Xi Warns Trump Over Taiwan as Leaders Hold Beijing Summit

BEIJING — Chinese President Xi Jinping delivered an unambiguous warning to Donald Trump on Wednesday: mishandle Taiwan, and the world’s two most powerful nations risk collision. The caution came at the opening of a high-stakes summit at Beijing’s Great Hall of the People, the first time a sitting US president has set foot on Chinese soil in nearly a decade.

Xi Warns Trump Taiwan — The two leaders met for two hours and fifteen minutes in a session that ranged across trade disputes, technology competition, and the simmering conflict in Iran. Yet it was Taiwan that Xi placed at the centre of the diplomatic encounter. ‘The Taiwan question is the most important issue in China-US relations,’ Xi told Trump directly, adding that if the matter were mishandled, the two countries could ‘collide or come into conflict.’

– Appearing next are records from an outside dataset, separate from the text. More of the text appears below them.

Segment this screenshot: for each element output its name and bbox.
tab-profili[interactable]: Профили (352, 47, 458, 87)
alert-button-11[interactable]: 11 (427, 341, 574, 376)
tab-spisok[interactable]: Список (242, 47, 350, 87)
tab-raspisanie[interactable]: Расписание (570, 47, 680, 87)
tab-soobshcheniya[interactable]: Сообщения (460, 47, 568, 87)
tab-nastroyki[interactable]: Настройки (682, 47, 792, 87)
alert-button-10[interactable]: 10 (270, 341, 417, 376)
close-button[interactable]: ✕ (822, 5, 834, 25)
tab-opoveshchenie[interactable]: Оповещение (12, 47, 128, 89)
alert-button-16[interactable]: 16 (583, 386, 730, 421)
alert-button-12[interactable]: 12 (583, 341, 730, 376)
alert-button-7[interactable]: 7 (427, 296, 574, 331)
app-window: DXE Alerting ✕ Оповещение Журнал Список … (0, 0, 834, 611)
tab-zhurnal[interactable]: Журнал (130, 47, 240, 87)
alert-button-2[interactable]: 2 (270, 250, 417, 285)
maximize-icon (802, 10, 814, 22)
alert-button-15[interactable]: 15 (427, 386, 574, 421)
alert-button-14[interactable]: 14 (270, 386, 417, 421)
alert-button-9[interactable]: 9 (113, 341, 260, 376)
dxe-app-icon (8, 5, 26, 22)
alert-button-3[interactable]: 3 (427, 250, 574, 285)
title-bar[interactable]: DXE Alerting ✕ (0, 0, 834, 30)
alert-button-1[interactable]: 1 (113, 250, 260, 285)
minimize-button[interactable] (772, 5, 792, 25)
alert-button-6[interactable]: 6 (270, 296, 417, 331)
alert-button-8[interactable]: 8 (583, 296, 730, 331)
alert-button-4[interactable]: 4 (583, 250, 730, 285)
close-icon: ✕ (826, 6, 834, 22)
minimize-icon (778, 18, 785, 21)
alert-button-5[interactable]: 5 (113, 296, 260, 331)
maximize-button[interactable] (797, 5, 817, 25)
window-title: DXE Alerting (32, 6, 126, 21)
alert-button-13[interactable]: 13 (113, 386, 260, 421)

Despite the gravity of the warning, the atmosphere was notably warm on the surface. Trump arrived to an elaborate welcome ceremony featuring an honour guard and children waving flowers and flags. He called Xi a ‘great leader’ and a ‘friend,’ and declared during opening remarks, ‘There are those who say this may be the biggest summit ever.’ He also extended a formal invitation for Xi to visit the White House in September.

Xi, for his part, framed the relationship in cooperative terms. ‘The two sides should be partners and not rivals,’ he said — language that signals Beijing’s preference for managed competition over open confrontation, provided Washington respects its core interests.

Those core interests, however, are non-negotiable. Analysts and officials familiar with the talks note that while China has shown a willingness to be flexible on a range of contentious issues — including Iran, trade terms, and technology transfer — it has drawn an absolute line on Taiwan. Beijing continues to claim the self-governing island as its own territory and has made broader cooperation conditional on Washington accepting the principle that there is only one China.

The summit was preceded by preparatory negotiations between US and Chinese economic and trade teams held in South Korea earlier in the week. Xi told Trump those talks had reached ‘balanced and positive outcomes,’ a characterisation that suggests both sides arrived in Beijing with at least a partial framework for progress on economic issues.

The meeting carries particular weight given the domestic pressures bearing down on Trump. His approval ratings have been eroded by an ongoing war with Iran that shows no signs of resolution, lending the Beijing visit an added urgency as his administration seeks diplomatic wins on the world stage.

The Taiwan issue remains the most structurally dangerous fault line in US-China relations. Washington has long maintained a policy of strategic ambiguity — neither formally recognising Beijing’s sovereignty claim nor explicitly committing to defend Taiwan militarily. That ambiguity has historically provided diplomatic room to manoeuvre, but Xi’s direct warning suggests Beijing’s patience with uncertainty is wearing thin.

Xi Warns Trump Taiwan: Cross-Strait Relations in Focus

China’s military posture around Taiwan has grown increasingly assertive in recent years, with regular incursions into the island’s air defence identification zone and large-scale naval exercises. Any shift in US policy — whether through arms sales, diplomatic recognition, or official contact with Taipei — risks triggering a response that neither side may be able to contain.

Xi’s framing of the summit as an opportunity for partnership rather than rivalry reflects a calculated Chinese strategy: offer the prospect of cooperation on issues where Beijing has flexibility, while making unmistakably clear that Taiwan is the one domain where no compromise is possible. For Trump, navigating that distinction — and managing expectations at home — will define whether the Beijing summit produces lasting results or merely a temporary thaw.

The White House has not yet confirmed whether Xi has accepted the September invitation.